Succession plans are specific instructions for who will take over a business if you retire, leave the company or become incapacitated. Having one in place allows you to choose who you think will be the most successful candidate to take over your role. It can also outline specific tasks the successor will be responsible for. It may also include details about what will be done with your share of the business.
If you are not near retirement age, this may not seem like a necessary document to draft up. Many small business owners also feel this way, which is why almost 60% of small businesses don’t have a succession plan in place.
Why a succession plan is so important
Even for business owners who are sure they will be with the company they run for years to come, succession plans are crucial for long-term success spanning multiple owners. The plan would also be used in case of any unfortunate turn of events that may take you away from the business you currently run. This makes them useful for many reasons, but crucial for two specifically:
- Choosing a strong successor:Not everyone has the same ability to lead—identifying who you believe has strong leadership qualities, good decision-making capabilities and keen business skills could go a long way to ensure the company thrives even if you are no longer there.
- Creating a buy-sell agreement: Putting into writing what will happen to your share of the business should you leave the company. It is easier to come to an agreement with all parties involved when you have no plans of leaving and there is no sense of urgency involved.

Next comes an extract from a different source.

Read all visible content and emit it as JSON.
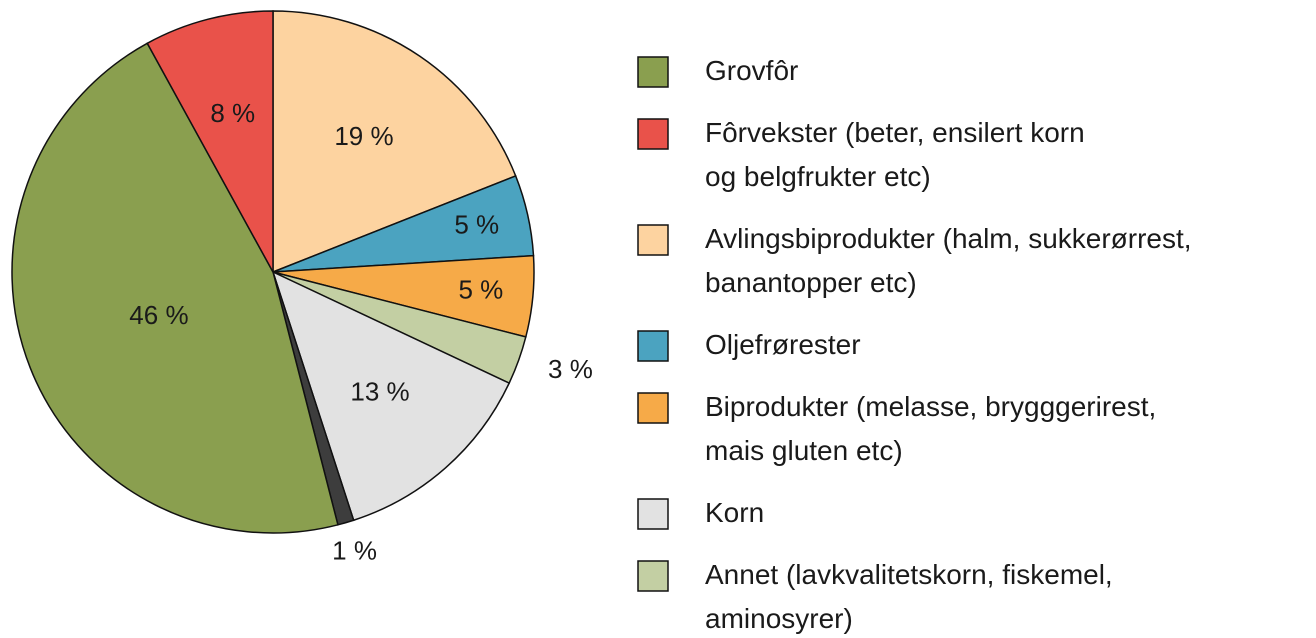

In the case of a family business, it could create rifts not only in the business, but also between family members. If more than on person believes they are right for the job it could lead to a prolonged struggle with emotional consequences.
It is therefore very important to think carefully about whether a succession plan might be useful to your company before going without one. In some cases, such as when there are multiple partners involved, it may not be as critical, but for sole proprietorships and small businesses it can often be beneficial in case the unexpected happens.